If you are now able to walk five miles comfortably in an hour, it is time to step up the pace. Begin walking at a moderate pace, that is, walking a mile in about 15 to 20 minutes or three to four miles in an hour. Try to stay within your target pulse rate zone and start to introduce a little slow jogging at intervals. For every minute you walk, jog for 30 seconds.
ADAPTATION
Maintain the walking interval consistent with one-minute intervals, then gradually increase your jogging segments until you are able to jog four minutes for every minute that you walk. Try to maintain the routine for 15 to 30 minutes. If you are having difficulties attaining this level you can always adapt it to what's a little more comfortable for you. Do not stay at a level that you do not feel that you are being challenged. Do the routine every other day and try to work your way to five days each week.
At the beginning , you will do two to four times as much walking as jogging. Use how you feel, especially your pulse rate, to establish the changes that you make. Use the following to improve your technique:
Jog with your back straight, keep your head up and look straight in front; try to keep your seat in and your pelvis forward.
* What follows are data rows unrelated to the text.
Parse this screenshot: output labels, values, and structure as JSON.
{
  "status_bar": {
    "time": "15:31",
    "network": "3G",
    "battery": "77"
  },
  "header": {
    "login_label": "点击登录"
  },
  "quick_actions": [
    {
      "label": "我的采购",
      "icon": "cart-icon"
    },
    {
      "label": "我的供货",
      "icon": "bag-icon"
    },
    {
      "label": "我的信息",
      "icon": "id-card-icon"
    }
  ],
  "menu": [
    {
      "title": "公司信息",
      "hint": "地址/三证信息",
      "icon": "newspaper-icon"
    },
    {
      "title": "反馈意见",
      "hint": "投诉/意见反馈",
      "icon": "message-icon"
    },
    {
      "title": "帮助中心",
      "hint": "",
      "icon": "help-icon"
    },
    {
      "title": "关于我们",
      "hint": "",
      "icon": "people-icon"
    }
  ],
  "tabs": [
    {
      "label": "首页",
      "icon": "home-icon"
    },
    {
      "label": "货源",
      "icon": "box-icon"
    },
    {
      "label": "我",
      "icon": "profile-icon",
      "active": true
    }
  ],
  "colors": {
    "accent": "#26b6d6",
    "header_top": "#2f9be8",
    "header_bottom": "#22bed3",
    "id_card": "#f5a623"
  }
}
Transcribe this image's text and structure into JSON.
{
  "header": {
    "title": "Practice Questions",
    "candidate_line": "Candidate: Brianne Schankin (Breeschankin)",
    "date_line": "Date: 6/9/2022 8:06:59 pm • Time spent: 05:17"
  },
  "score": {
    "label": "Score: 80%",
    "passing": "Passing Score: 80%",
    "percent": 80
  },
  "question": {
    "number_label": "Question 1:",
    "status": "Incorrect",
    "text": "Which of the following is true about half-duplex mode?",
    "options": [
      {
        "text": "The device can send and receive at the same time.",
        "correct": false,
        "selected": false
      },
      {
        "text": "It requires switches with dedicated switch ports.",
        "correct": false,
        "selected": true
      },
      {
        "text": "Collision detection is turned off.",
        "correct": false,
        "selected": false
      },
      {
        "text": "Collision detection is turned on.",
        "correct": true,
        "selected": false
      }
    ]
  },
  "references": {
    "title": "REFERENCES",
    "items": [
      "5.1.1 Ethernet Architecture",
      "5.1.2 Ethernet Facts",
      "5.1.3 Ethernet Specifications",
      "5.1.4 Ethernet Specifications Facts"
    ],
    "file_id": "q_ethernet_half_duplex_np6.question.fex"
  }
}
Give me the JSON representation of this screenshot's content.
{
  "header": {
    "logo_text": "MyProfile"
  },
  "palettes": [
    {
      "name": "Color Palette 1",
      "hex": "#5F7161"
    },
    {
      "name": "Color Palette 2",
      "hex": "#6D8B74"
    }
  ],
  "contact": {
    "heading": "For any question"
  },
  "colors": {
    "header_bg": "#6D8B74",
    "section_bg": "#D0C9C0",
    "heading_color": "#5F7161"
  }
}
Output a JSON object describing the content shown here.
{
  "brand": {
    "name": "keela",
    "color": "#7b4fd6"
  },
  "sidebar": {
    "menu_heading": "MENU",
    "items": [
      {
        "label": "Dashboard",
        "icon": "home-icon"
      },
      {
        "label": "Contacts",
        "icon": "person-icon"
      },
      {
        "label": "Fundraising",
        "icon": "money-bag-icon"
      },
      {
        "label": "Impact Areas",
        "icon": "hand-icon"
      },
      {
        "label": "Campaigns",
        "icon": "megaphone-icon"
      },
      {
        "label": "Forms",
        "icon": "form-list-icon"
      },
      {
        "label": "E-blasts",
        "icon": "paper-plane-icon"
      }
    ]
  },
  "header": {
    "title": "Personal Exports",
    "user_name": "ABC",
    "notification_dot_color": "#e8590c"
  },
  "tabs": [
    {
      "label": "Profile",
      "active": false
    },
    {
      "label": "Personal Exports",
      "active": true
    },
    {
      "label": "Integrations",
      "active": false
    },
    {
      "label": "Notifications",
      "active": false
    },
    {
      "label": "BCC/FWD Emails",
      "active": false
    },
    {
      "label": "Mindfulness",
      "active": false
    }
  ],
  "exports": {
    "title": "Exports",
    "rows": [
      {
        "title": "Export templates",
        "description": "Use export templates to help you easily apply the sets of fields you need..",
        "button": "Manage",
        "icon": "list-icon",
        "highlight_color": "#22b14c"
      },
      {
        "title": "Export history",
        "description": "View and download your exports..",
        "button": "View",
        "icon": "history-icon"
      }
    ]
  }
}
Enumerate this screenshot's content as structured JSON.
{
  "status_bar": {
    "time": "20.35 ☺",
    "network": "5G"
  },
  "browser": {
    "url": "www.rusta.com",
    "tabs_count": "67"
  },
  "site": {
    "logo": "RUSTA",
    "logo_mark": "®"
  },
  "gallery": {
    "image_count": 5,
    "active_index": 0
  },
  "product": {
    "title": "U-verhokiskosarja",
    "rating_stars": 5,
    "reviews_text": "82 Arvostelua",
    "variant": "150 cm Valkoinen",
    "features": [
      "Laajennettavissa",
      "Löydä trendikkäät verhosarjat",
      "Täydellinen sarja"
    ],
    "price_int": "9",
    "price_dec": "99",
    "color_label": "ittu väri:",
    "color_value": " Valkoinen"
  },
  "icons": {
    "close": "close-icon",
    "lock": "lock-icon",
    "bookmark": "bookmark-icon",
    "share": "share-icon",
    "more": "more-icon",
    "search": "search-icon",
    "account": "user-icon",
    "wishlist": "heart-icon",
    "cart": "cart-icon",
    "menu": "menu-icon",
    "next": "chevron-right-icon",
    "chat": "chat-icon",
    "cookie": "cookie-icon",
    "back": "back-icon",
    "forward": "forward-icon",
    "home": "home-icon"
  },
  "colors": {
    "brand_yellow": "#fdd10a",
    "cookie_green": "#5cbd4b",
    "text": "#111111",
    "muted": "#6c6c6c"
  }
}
Keep your arms a little away from your body with your elbows bent and your forearms parallel to the ground. Fold your fingers slightly and swing your arms loosely and in sequence with your strides, left arm and right leg forward and vice versa.
Your heel should strike the ground first in your stride then roll forward to the ball of your foot and push off for the next stride. If you experience difficulties with the technique make adjustment except landing on the balls and toes of your feet.
Keep your strides short, so that your foot strike the ground in line with your knee and keep your knee bent.
It will be easier to breathe through your mouth, breathe deeply and practise using your abdominal muscles to improve the depth of your breathing. This will provide you with more air and more oxygen to make the routine more satisfying. During all of the above try to stay relaxed.
As you improve adjust your ratio of walking to jogging and maintain your pulse rate within the target zone as much as possible. This is the benchmark to help you to experience the improvements that will motivate you to continue, as well as working harder as you get better.
Slow jogging is being able to do five to five-and-a-half miles in an hour or jogging a mile in 11 to 12 minutes. Moderate jogging is doing six to six-and-a half miles in an hour or jogging a mile in nine to 10 minutes. Fast jogging is being able to do seven to seven-and-a-half miles in an hour or jogging a mile in eight minutes to eight minutes and 35 seconds.